Ihre Bürde abzugeben
und weiterzuziehen.
Offensichtlich hatte
sie so lange an diesem Fenster gestanden, so viele Jahre geweint,
gestöhnt und geklagt, und es hatte ihr das nicht mehr vorhandene
Herz so sehr zerrissen, dass sie sich an nichts anderes mehr
erinnern konnte.
Ihr Kummer hatte sie
ganz und gar im Griff.
Ohne ihn glaubte
sie, nicht mehr existieren zu können – sie fürchtete, dann komplett
zu verschwinden.
Und sie war sich
nicht bewusst, dass genau dieses Verschwinden die beste Lösung für
sie wäre.
Natürlich würde die
traurige, alte Gestalt verschwinden, ohne eine Spur zu
hinterlassen, aber nur damit sie in einer anderen, besseren,
glücklicheren Version ihrer selbst auf der anderen Seite der Brücke
ein neues Leben beginnen konnte.
Ich beobachtete den
Kampf. Mir war bewusst, dass ich kein Recht hatte, mich
einzumischen, dass es verboten war und Bodhi es nicht erlauben
würde. Aber das bedeutete nicht, dass ich ihn nicht mit Hoffnung
umgeben konnte. Ich stellte mir die Farbe dafür in meinen Gedanken
als das strahlende Pink einer Rosenblüte vor, verwandelte sie in
eine riesige glitzernde Seifenblase und hüllte ihn darin ein,
während ich ihm meine guten Wünsche schickte.
Ich wollte, dass das
bald ein Ende hatte und dass Bodhi die Kraft aufbringen würde, sie
von ihrem Leid zu befreien, damit sie endlich frei sein
konnte.
Und dabei versuchte
ich, nicht daran zu denken, was aus ihm werden würde, wenn er ihren
Kummer geschluckt hatte.
Wo würde der Schmerz
hingehen?
Würde er dann
gezwungen sein, ihren Platz am Fenster einzunehmen und die nächsten
Jahrhunderte zu wehklagen?
Oder konnte er einen
Weg finden, den Schmerz zu verarbeiten?
Ihn zu entsorgen, so
wie man es mit Abwasser und Müll und anderem ekelhaften Zeug
macht?
Eine Art
Aufarbeitung, damit sich keine Giftstoffe mehr darin befinden und
keine zerstörerische Gefahr mehr davon ausgeht.
Und wenn er es nicht
verarbeiten und auf irgendeine Weise aufbereiten konnte, was würde
dann aus mir werden?
Würde ich jemals
einen Weg aus diesem unergründlichen Meer finden?
Oder war ich
gezwungen, für den Rest der Ewigkeit in diesem schwarzen, öligen
Wasser herumzustrampeln?
Obwohl mir all diese
Gedanken durch den Kopf schossen, hielt ich mein Versprechen und
blieb an meinem Platz.
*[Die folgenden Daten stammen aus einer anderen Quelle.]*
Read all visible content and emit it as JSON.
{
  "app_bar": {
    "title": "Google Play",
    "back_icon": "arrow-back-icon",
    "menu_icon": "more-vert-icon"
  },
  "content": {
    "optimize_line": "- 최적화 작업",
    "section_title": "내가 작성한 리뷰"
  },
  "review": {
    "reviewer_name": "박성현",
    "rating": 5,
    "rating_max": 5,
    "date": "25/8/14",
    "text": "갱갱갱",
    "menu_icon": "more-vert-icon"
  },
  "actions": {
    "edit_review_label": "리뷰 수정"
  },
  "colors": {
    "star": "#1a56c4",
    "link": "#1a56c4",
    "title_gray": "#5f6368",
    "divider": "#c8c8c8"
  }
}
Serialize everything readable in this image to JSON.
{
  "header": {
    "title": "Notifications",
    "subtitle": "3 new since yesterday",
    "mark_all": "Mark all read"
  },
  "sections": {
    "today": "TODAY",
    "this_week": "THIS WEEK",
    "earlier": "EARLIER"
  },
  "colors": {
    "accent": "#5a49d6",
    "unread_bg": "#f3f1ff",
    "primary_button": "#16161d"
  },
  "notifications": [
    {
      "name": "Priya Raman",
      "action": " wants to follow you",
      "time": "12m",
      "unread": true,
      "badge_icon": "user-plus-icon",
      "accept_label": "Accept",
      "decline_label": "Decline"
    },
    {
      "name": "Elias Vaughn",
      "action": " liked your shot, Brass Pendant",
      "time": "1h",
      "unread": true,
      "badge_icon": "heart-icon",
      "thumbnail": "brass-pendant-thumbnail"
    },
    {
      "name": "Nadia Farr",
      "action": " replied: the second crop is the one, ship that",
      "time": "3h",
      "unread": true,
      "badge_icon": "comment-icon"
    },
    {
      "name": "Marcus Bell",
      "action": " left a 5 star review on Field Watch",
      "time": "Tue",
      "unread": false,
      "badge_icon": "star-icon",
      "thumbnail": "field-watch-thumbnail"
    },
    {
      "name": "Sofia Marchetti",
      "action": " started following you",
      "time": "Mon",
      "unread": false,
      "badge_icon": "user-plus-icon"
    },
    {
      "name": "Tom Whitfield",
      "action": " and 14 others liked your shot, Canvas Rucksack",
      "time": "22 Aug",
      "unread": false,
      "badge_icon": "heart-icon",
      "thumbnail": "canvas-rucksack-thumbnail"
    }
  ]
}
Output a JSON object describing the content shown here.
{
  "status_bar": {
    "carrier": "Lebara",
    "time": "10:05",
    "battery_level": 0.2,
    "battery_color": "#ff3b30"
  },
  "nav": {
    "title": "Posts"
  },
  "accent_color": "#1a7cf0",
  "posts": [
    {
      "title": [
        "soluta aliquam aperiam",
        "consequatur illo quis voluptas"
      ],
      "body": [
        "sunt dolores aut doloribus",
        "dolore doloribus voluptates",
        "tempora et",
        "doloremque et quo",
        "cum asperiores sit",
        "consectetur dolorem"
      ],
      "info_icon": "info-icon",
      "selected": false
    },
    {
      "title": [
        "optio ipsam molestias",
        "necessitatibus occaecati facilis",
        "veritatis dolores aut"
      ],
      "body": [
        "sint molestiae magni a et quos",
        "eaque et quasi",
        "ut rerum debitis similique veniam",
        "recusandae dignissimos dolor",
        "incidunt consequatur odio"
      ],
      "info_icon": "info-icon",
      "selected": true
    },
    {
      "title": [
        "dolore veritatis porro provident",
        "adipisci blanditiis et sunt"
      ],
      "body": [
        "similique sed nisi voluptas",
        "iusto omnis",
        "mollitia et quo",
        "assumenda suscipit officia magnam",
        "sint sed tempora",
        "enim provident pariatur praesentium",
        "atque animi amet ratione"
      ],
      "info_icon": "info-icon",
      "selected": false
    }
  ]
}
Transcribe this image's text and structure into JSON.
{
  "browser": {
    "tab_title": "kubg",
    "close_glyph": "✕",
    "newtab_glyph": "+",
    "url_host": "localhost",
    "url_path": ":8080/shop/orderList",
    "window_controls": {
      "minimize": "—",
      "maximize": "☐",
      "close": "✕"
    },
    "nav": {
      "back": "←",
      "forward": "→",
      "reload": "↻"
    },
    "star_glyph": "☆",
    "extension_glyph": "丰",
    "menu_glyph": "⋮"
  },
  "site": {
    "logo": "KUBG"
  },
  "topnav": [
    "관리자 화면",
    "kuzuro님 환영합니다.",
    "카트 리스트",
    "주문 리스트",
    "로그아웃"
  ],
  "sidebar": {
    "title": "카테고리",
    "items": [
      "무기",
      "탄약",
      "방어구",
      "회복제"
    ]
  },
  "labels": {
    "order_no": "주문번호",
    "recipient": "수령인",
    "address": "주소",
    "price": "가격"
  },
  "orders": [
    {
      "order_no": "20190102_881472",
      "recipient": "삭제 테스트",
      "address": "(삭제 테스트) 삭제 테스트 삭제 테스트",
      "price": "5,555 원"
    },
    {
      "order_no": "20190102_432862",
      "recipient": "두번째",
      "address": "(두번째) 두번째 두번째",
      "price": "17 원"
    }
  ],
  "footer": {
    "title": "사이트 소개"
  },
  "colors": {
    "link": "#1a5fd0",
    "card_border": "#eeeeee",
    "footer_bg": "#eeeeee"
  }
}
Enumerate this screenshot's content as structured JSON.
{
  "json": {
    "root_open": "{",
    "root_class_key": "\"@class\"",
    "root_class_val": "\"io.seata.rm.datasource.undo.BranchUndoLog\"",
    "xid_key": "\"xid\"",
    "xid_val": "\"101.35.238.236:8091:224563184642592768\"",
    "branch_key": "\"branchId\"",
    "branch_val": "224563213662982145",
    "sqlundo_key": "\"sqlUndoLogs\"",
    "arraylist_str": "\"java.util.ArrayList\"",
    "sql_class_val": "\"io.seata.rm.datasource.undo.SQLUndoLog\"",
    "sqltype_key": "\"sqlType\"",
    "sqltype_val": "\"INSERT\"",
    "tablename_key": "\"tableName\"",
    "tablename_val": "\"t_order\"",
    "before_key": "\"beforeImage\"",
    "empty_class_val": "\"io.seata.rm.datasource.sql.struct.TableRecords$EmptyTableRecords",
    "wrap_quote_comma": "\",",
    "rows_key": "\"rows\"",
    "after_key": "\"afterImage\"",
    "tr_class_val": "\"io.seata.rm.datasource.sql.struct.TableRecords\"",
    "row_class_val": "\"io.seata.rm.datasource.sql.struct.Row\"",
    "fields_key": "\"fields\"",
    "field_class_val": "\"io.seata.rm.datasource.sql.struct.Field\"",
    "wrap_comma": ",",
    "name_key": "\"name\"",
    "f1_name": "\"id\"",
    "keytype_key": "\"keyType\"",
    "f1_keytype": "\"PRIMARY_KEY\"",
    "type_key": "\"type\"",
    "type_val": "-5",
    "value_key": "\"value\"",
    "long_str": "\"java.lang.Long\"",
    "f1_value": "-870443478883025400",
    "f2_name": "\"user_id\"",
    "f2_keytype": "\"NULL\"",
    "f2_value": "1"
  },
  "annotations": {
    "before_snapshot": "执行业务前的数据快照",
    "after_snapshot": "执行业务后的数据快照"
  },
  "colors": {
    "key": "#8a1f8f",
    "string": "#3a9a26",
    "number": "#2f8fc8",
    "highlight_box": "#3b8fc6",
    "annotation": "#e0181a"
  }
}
Während ich mit den Beinen strampelte und
mit den Armen Halbkreise durch das Wasser zog, dachte ich ganz fest
an die leuchtende rosafarbene Blase der Hoffnung. Ich beobachtete,
wie Bodhi seinen verzweifelten Kampf weiterführte und mit seinem
Licht gegen ihre dunkle, schwere Seele ankämpfte.
Zitternd und bebend
rang er darum, ihr den Schmerz abzunehmen, während ich mir selbst
immer wieder zuflüsterte, dass alles gut werden würde. Am Ende
gewinnt immer das Licht. In allen meinen Lieblingsbüchern,
Lieblingsfilmen und Fernsehshows war das so – es ist nun einmal
so.
Aber was hier
ablief, war allzu wirklich.
Und ob es mir nun
gefiel oder nicht – Bodhi und ich waren in dieser Sache aneinander
gefesselt, und unser beider Dasein in der Ewigkeit hing davon ab,
wie diese Sache endete.
Ich schloss meine
Augen vor Erschöpfung und wollte nichts mehr sehen. Trotzdem
klammerte ich mich noch immer an die Hoffnung – und hoffte, dass
ihm das ein klein wenig auf eine für ihn annehmbare Weise helfen
würde.
Hoffte, dass sie
loslassen würde, ihren Kummer aufgeben und weiterziehen
würde.
Hoffte, dass Bodhi
bestimmt und stark bleiben und weiterkämpfen würde.
Und bevor ich mich’s
versah, war es vorbei.
Plötzlich war ich
weg von allem und befand mich wieder in dem kleinen, feuchten Raum.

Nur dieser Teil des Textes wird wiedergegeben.